L’Afrique peut-elle faire émerger des plateformes aériennes capables de rivaliser avec les grands carrefours mondiaux du transport aérien ? La question sera au cœur de nombreuses discussions lors de la Convention et Exposition Africaines du Transport Aérien 2026 prévue du 15 au 19 juin.
Depuis plusieurs années, plusieurs capitales africaines développent des stratégies ambitieuses pour attirer davantage de compagnies, de passagers et de flux commerciaux. Addis-Abeba, Casablanca, Johannesburg, Kigali et Lomé figurent parmi les villes qui cherchent à renforcer leur position dans un secteur considéré comme un levier de croissance économique et d’intégration continentale.
D’abord, Addis-Abeba bénéficie de l’expansion continue d’Ethiopian Airlines. La compagnie éthiopienne dispose aujourd’hui du réseau le plus étendu du continent et relie l’Afrique à de nombreuses destinations en Europe, en Asie, au Moyen-Orient et en Amérique du Nord. Cette dynamique a permis à la capitale éthiopienne de devenir un point de transit privilégié pour les voyageurs africains.
De son côté, Casablanca s’appuie sur sa proximité avec l’Europe et sur le développement de Royal Air Maroc. Le hub marocain joue un rôle de passerelle entre l’Afrique, le continent européen et les Amériques. Cette position géographique lui confère un avantage dans les échanges commerciaux et les déplacements internationaux.

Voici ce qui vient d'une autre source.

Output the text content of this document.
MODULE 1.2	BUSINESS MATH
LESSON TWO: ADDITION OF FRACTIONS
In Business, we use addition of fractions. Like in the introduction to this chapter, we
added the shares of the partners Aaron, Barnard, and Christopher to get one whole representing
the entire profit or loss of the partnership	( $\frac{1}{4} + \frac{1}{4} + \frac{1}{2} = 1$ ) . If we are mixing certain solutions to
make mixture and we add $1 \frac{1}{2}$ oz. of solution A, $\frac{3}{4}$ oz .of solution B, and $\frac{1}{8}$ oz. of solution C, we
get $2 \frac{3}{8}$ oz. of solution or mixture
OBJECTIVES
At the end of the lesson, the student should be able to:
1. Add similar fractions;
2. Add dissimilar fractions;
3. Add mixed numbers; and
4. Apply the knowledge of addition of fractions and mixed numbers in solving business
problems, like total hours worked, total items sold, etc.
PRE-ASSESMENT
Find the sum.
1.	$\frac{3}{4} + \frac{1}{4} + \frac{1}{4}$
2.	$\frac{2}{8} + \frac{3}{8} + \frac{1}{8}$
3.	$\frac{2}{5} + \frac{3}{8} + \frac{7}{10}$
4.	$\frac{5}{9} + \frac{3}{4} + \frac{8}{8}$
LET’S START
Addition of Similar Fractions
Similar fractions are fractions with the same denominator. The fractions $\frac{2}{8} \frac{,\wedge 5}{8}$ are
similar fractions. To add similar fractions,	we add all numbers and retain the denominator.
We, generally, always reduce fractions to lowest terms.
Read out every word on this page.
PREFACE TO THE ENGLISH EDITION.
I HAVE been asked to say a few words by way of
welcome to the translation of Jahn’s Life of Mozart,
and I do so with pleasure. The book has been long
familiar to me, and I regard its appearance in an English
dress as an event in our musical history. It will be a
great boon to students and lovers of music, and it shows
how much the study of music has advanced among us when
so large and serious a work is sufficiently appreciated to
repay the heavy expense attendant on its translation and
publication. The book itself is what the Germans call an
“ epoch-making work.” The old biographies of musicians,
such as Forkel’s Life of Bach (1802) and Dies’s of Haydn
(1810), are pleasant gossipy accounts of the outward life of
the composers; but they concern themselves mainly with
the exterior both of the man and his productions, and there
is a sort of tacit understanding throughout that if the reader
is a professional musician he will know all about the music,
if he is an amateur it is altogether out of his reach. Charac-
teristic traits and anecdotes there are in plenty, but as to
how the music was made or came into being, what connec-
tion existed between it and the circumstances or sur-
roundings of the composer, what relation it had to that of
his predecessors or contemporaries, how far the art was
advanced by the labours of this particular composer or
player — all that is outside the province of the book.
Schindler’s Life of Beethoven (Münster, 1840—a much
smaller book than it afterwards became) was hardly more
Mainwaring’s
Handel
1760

Johannesburg conserve également une place importante dans le paysage aérien africain. L’Afrique du Sud dispose d’infrastructures aéroportuaires développées ainsi que d’un marché intérieur parmi les plus importants du continent. Malgré les évolutions du secteur, la métropole sud-africaine demeure un point de connexion recherché pour l’Afrique australe.
Parallèlement, Kigali poursuit une stratégie fondée sur la modernisation de ses infrastructures et le développement de RwandAir. Le Rwanda mise sur la qualité des services, la fluidité des procédures et l’attractivité de son environnement économique afin de renforcer sa présence dans le transport aérien africain.
Au milieu de cette compétition, Lomé affiche aussi des arguments solides. Située sur le golfe de Guinée, la capitale togolaise occupe une position géographique favorable entre l’Afrique de l’Ouest, l’Afrique centrale et les marchés internationaux. Son aéroport international Gnassingbé Eyadema a connu plusieurs phases de modernisation au cours de la dernière décennie, avec l’extension de ses capacités d’accueil et le renforcement de ses équipements.
La compagnie Asky Airlines, basée à Lomé, contribue également à cette dynamique. Son réseau dessert de nombreuses destinations africaines et participe à l’amélioration de la connectivité régionale. Cette présence permet à la capitale togolaise de consolider progressivement son rôle dans les échanges aériens du continent.
Toutefois, la réussite d’un hub ne dépend pas uniquement des infrastructures. Les experts soulignent l’importance de la connectivité régionale, de la compétitivité des coûts, de la sécurité, de la fluidité réglementaire et de la coopération entre les États. C’est précisément l’un des objectifs du Marché unique du transport aérien africain (MUTAA), lancé par l’Union africaine dans le cadre de l’Agenda 2063 afin de faciliter la circulation des personnes et des biens sur le continent.
La Convention et Exposition Africaines du Transport Aérien 2026, organisée par la Commission africaine de l’aviation civile (CAFAC) en partenariat avec la Commission de l’Union africaine (CUA), consacrera plusieurs séances à ces enjeux. Le thème retenu, « Un ciel africain unique : connectivité et développement durable du transport aérien », reflète la volonté de renforcer les liaisons intra-africaines et de soutenir la transformation du secteur.
Durant cinq jours, décideurs publics, compagnies aériennes, gestionnaires d’aéroports, investisseurs et experts examineront les solutions susceptibles d’améliorer les connexions entre les pays africains, de réduire les coûts du transport aérien et de mobiliser les financements nécessaires aux infrastructures.
Au-delà de la concurrence entre plateformes, une même ambition rassemble les acteurs du secteur. Celle de construire un réseau aérien africain plus intégré, capable d’accompagner les échanges commerciaux, le tourisme, la Zone de libre-échange continentale africaine (ZLECAf) et les objectifs de développement économique du continent.